When we got our chicks home from the Post Office, we had to dip each of their beaks in water, and then set them gently into their pen in Kat’s room. You don’t have to do that if they’ve hatched at home, but if they've just spent the first 48 hours of their lives in the mail, they’re a little bit dehydrated. You need to get them excited about drinking water as soon as possible.



They came with a little packet of “grow gel” that we mixed with water and spread on top of some of their feed. That’s the green stuff in the shallow bowl in this photo:



We had to get grit for our babies, which we mix in with their special baby chicken chow. I had to share the photo of the grit jar because that label makes me laugh. I feel as if Jan and I are chicks with grit. Ha!



We have special baby chicken vitamins that we mix in their water. Jan bought quail waterers to put in their pen because they can drown in an adult chicken waterer. (Who knew people were raising quail?)


Amazingly, when we set the babies down in their pen, they immediately started running around, eating, drinking, and pooping. We’re supposed to keep checking their butts to make sure they don’t get plugged with dried poop sticking to them. We actually had to pick up a chicken and search for the appropriate place to look. For the obstructing poop. It took some time and a very patient chicken to figure it out. I mean, the exact location is not something you think about every day. We have to check their butts every day for the first week. But, really, they seem to be thriving.

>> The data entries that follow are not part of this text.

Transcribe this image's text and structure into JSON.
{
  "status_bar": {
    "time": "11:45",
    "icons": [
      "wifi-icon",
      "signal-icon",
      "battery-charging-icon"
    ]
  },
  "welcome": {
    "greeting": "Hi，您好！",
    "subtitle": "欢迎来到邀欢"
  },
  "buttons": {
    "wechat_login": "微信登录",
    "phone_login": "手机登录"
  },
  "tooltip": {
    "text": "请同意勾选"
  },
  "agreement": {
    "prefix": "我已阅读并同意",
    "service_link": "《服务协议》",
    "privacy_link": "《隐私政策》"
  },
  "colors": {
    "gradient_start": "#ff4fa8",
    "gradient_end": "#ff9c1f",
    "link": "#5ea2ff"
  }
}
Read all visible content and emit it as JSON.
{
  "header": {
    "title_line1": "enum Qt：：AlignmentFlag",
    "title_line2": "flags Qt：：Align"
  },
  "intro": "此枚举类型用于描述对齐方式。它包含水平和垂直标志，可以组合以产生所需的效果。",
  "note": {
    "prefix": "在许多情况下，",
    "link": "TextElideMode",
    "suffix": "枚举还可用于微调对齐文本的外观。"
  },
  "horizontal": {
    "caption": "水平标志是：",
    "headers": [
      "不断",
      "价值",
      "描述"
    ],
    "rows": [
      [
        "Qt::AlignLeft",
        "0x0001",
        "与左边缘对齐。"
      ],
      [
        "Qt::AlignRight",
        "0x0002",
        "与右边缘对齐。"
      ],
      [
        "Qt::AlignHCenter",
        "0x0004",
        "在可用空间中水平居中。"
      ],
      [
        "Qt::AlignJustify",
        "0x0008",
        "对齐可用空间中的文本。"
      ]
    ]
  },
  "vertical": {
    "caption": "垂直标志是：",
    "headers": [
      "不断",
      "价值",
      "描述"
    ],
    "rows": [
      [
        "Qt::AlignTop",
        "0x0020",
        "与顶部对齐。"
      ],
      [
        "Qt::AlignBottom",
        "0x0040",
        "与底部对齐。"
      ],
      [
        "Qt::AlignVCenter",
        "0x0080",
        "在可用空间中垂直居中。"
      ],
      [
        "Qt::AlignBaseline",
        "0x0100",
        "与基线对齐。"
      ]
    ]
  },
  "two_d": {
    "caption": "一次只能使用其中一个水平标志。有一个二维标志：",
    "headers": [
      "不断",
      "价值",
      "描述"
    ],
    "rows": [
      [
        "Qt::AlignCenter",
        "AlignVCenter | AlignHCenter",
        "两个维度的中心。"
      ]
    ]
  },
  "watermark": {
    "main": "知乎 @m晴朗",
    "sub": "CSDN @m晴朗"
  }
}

We got all their needs met, then stood around watching them run underneath their heater and run back out. They are making a very different sound than they were making at the Post Office. When we picked them up and got into the car, they were really deafening. Now they are making peeps that are delicate and sweet. Anyway, we watched them for awhile, and then Jan said, “I think they need a roost!”


So, I ran to the hardware store, bought a two-by-four, a dowel, some conduit clamps and some wood screws, came home, and built them a little roost! This morning, I was a farmer!



Seriously, I was so proud. Because I think that’s what it means to be a farmer. Well, that’s a part of it. When you need something, you just figure out how to build it and get it done. I was proud that I’d visualized a way to get what we needed, and made it a reality for under $18.00.



So, for the next couple of weeks, we have to take the chickens out of their pen every morning - putting them into this bucket - and replace the puppy pads on the floor of their pen:



Little Bela is as enthusiastic about the chickens as we are. She's found the perfect place to observe them through a crack in the cardboard. She sits there, watching them, for hours. Me, too!